Software Development: Don't Ignore What Makes It HardSoftware Development: Don't Ignore What Makes It Hard
Team size and location, regulatory constraints, and many other factors make software development a difficult job, beyond the complexity of the software itself. No single formula or methodology can address all needs.
September 11, 2014
Software development is hard for a host of reasons. Sadly, many writings about software development provide advice for simple situations, glossing over the real challenges that we face in practice. This is sticking our heads in the sand -- it is time to raise our heads up and recognize the complexity of the situation that we face.
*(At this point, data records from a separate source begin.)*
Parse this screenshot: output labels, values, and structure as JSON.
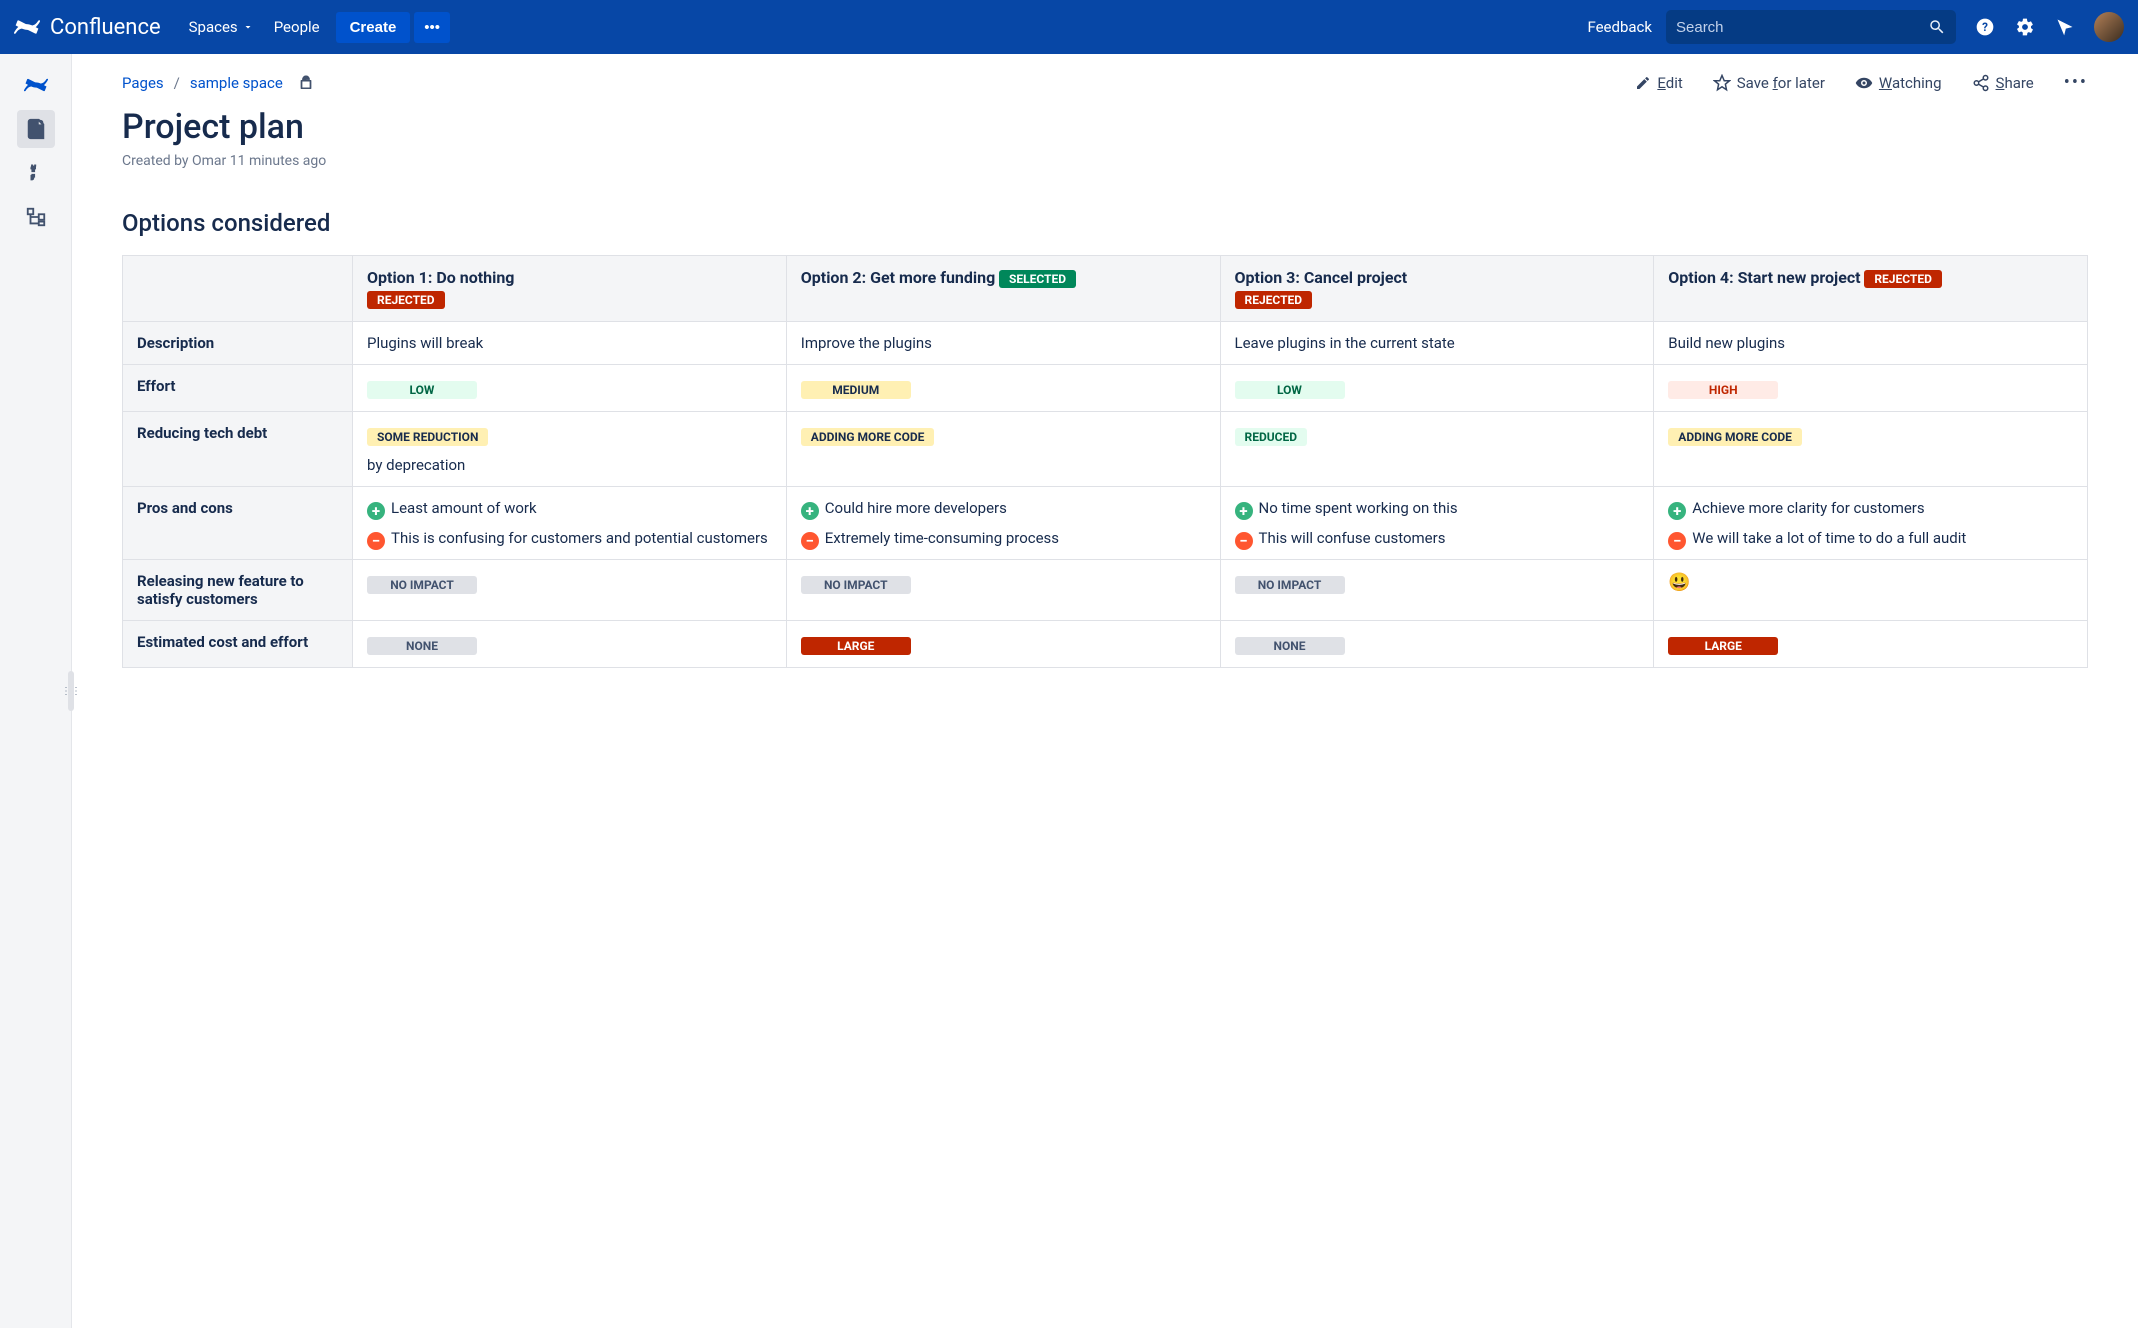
{
  "nav": {
    "product": "Confluence",
    "spaces": "Spaces",
    "people": "People",
    "create": "Create",
    "feedback": "Feedback",
    "search_placeholder": "Search"
  },
  "breadcrumbs": {
    "pages": "Pages",
    "space": "sample space"
  },
  "actions": {
    "edit": "Edit",
    "save": "Save for later",
    "watching": "Watching",
    "share": "Share"
  },
  "page": {
    "title": "Project plan",
    "meta": "Created by Omar 11 minutes ago",
    "section": "Options considered"
  },
  "rows": {
    "description": "Description",
    "effort": "Effort",
    "techdebt": "Reducing tech debt",
    "proscons": "Pros and cons",
    "releasing": "Releasing new feature to satisfy customers",
    "cost": "Estimated cost and effort"
  },
  "options": [
    {
      "title": "Option 1: Do nothing",
      "status": "REJECTED",
      "status_type": "red",
      "description": "Plugins will break",
      "effort": "LOW",
      "effort_type": "low",
      "techdebt": "SOME REDUCTION",
      "techdebt_type": "yellow",
      "techdebt_note": "by deprecation",
      "pros": "Least amount of work",
      "cons": "This is confusing for customers and potential customers",
      "releasing": "NO IMPACT",
      "releasing_type": "grey",
      "cost": "NONE",
      "cost_type": "grey"
    },
    {
      "title": "Option 2: Get more funding",
      "status": "SELECTED",
      "status_type": "green",
      "description": "Improve the plugins",
      "effort": "MEDIUM",
      "effort_type": "med",
      "techdebt": "ADDING MORE CODE",
      "techdebt_type": "yellow",
      "techdebt_note": "",
      "pros": "Could hire more developers",
      "cons": "Extremely time-consuming process",
      "releasing": "NO IMPACT",
      "releasing_type": "grey",
      "cost": "LARGE",
      "cost_type": "darkred"
    },
    {
      "title": "Option 3: Cancel project",
      "status": "REJECTED",
      "status_type": "red",
      "description": "Leave plugins in the current state",
      "effort": "LOW",
      "effort_type": "low",
      "techdebt": "REDUCED",
      "techdebt_type": "teal",
      "techdebt_note": "",
      "pros": "No time spent working on this",
      "cons": "This will confuse customers",
      "releasing": "NO IMPACT",
      "releasing_type": "grey",
      "cost": "NONE",
      "cost_type": "grey"
    },
    {
      "title": "Option 4: Start new project",
      "status": "REJECTED",
      "status_type": "red",
      "description": "Build new plugins",
      "effort": "HIGH",
      "effort_type": "high",
      "techdebt": "ADDING MORE CODE",
      "techdebt_type": "yellow",
      "techdebt_note": "",
      "pros": "Achieve more clarity for customers",
      "cons": "We will take a lot of time to do a full audit",
      "releasing": "😃",
      "releasing_type": "emoji",
      "cost": "LARGE",
      "cost_type": "darkred"
    }
  ]
}
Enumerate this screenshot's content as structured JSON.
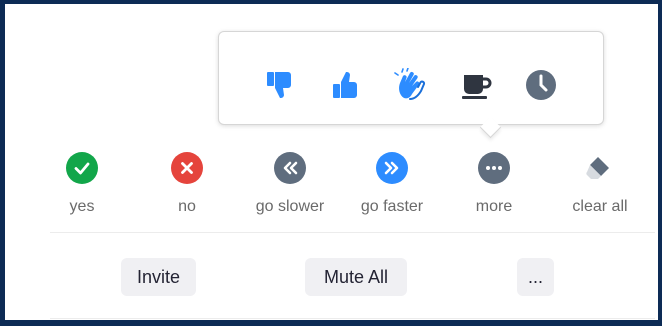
{
  "colors": {
    "frame": "#0d2b55",
    "accent_blue": "#2d8cff",
    "green": "#12a64a",
    "red": "#e5443c",
    "gray": "#5f6d7e",
    "button_bg": "#f0f0f3"
  },
  "popover": {
    "icons": [
      {
        "name": "thumbs-down-icon"
      },
      {
        "name": "thumbs-up-icon"
      },
      {
        "name": "clapping-hands-icon"
      },
      {
        "name": "coffee-cup-icon"
      },
      {
        "name": "clock-icon"
      }
    ]
  },
  "reactions": [
    {
      "name": "yes",
      "label": "yes",
      "icon": "checkmark-icon"
    },
    {
      "name": "no",
      "label": "no",
      "icon": "x-icon"
    },
    {
      "name": "go-slower",
      "label": "go slower",
      "icon": "rewind-icon"
    },
    {
      "name": "go-faster",
      "label": "go faster",
      "icon": "fast-forward-icon"
    },
    {
      "name": "more",
      "label": "more",
      "icon": "ellipsis-icon"
    },
    {
      "name": "clear-all",
      "label": "clear all",
      "icon": "eraser-icon"
    }
  ],
  "buttons": {
    "invite": "Invite",
    "mute_all": "Mute All",
    "more": "..."
  }
}
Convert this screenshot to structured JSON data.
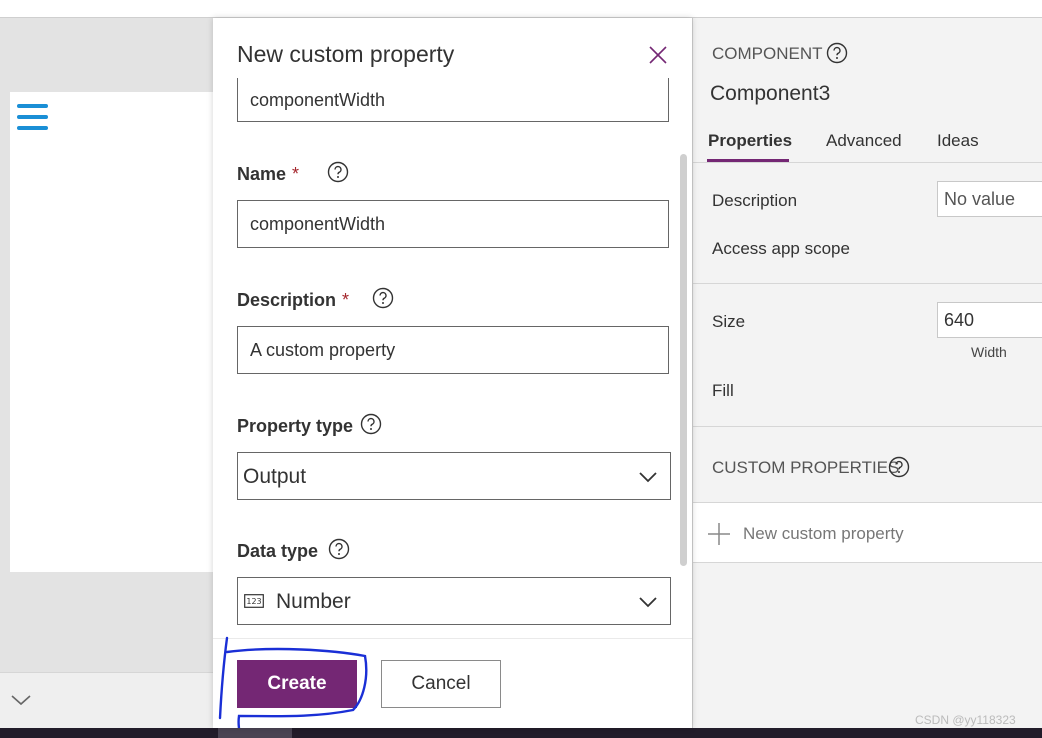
{
  "dialog": {
    "title": "New custom property",
    "display_name_value": "componentWidth",
    "name_label": "Name",
    "name_value": "componentWidth",
    "description_label": "Description",
    "description_value": "A custom property",
    "property_type_label": "Property type",
    "property_type_value": "Output",
    "data_type_label": "Data type",
    "data_type_value": "Number",
    "required_marker": "*",
    "create_label": "Create",
    "cancel_label": "Cancel"
  },
  "panel": {
    "section_label": "COMPONENT",
    "component_name": "Component3",
    "tabs": [
      {
        "label": "Properties",
        "active": true
      },
      {
        "label": "Advanced",
        "active": false
      },
      {
        "label": "Ideas",
        "active": false
      }
    ],
    "description_label": "Description",
    "description_placeholder": "No value",
    "access_label": "Access app scope",
    "size_label": "Size",
    "size_value": "640",
    "width_label": "Width",
    "fill_label": "Fill",
    "custom_props_label": "CUSTOM PROPERTIES",
    "new_prop_label": "New custom property"
  },
  "watermark": "CSDN @yy118323",
  "colors": {
    "accent": "#742774",
    "hamburger": "#1a8fd6",
    "annotation": "#1a2fd6",
    "required": "#a4262c"
  },
  "icons": [
    "close-icon",
    "help-icon",
    "chevron-down-icon",
    "number-icon",
    "plus-icon",
    "hamburger-menu-icon"
  ]
}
In early 2014, we ran a "State of the IT Union" survey to help identify the range of situations currently faced by software development teams. The survey had 231 respondents: 70% had 10 or more years of experience in the software development field. Forty-two percent worked in North America, 47% in Europe. A bit more than half (52%) worked on teams following a primarily agile approach, 19% on iterative teams, 13% on ad-hoc teams, 8% on traditional teams, and 7% on lean teams.
Not surprisingly, the survey found that software development teams are working in a wide range of situations. There are small teams, medium-size teams, and large teams. Some teams are co-located, but even more teams are geographically distributed in some manner. Some teams face relatively straightforward development challenges, but in most cases, teams face significant technical and domain complexities. Some teams face regulatory situations. All these factors -- team size, geographic distribution, organizational distribution, domain complexity, technical complexity, and regulatory concerns -- have a great impact on how teams work and how they organize themselves.